Но в это утро вид зеленых грядок был приятен Данилову. Он ходил между ними и смотрел, как развилась помидорная рассада, скоро ли можно будет рвать салат, а сын садился на корточки и спрашивал:

- Как ты думаешь, редиска уже есть?

Вот в эту минуту он запомнил себя и сына, как на фотографии: он, Данилов, стоит между грядками, небо солнечное, мирное и радостное, и сын сидит на корточках и спрашивает:

- Как ты думаешь, редиска уже есть?

Это была последняя минута прежней жизни, с сыном, с воскресным отдыхом, с ленивыми мыслями о прогулке и пироге.

На крыльцо выбежала жена:

- Ваня, война!..

Он вбежал в дом. Радио договаривало слова, не оставляющие сомнений. Радио замолчало. Данилов поднял голову. Все стало другим. По-другому светило солнце. Другим стал его дом. Другое лицо было у жены. Та минута покоя и созерцания ушла на годы назад. Все полетело и помчалось куда-то следом за его мыслями.

- Папа, а мы пойдем все-таки? - спросил сын.

Сыну было четыре года.

- Нет, - ответил Данилов, и сын заплакал...

В тот день Данилов разобрал свои бумаги, написал письмо отцу, сходил на почту и отправил старику денег.

Среди старых писем попался измятый конверт, из него торчали уголки фотографической карточки, - он не вынул карточку, бросил, не поглядев, на дно ящика.

Карточки сына он положил в бумажник.

Ночью жена плакала, тихо, чтобы не потревожить его. Он делал вид, что спит.

Она поймала какое-то его движение, приподнялась, сверху взглянула ему в лицо:

- Ведь тебе бронь дадут, Ваня?

Он отвернулся. Вопрос был решен утром, когда говорило радио. Завтра он пойдет в военкомат. А ей - меньше всего дела. Она - десятая спица в колеснице.
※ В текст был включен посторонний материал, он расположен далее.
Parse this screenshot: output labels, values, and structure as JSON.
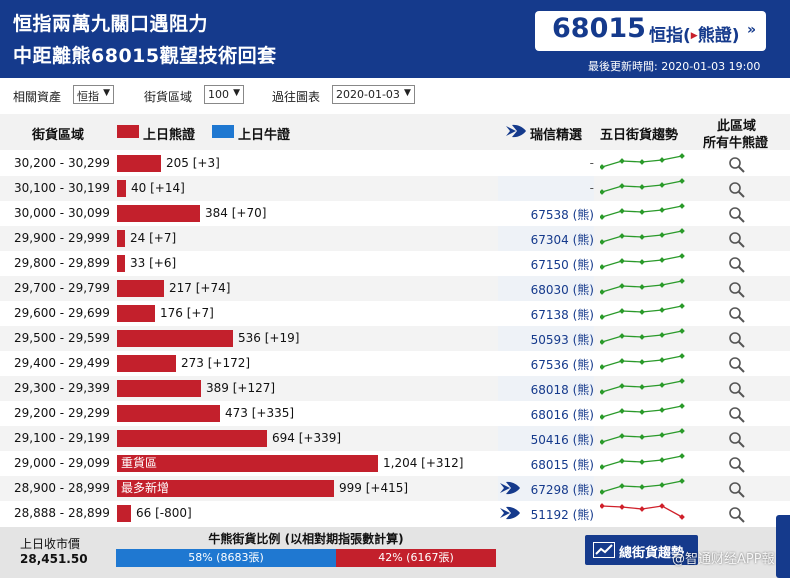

Наутро ему принесли повестку. Что ж, тем лучше. Не станут говорить, что он выскакивает. Пошел по мобилизации - и все.

В военкомате Данилова направили к Потапенке. Потапенко был приятель, директор санатория. В военной форме, наголо остриженный и помолодевший, он сидел за пустым столом, кругом толпились штатские люди. И хотя эти люди только что пришли и хотя все окна были открыты настежь, в комнате уже так накурили, что дышать было нечем.

Потапенко протянул Данилову пухлую теплую руку.

- Эге, пришел. Бронироваться будешь?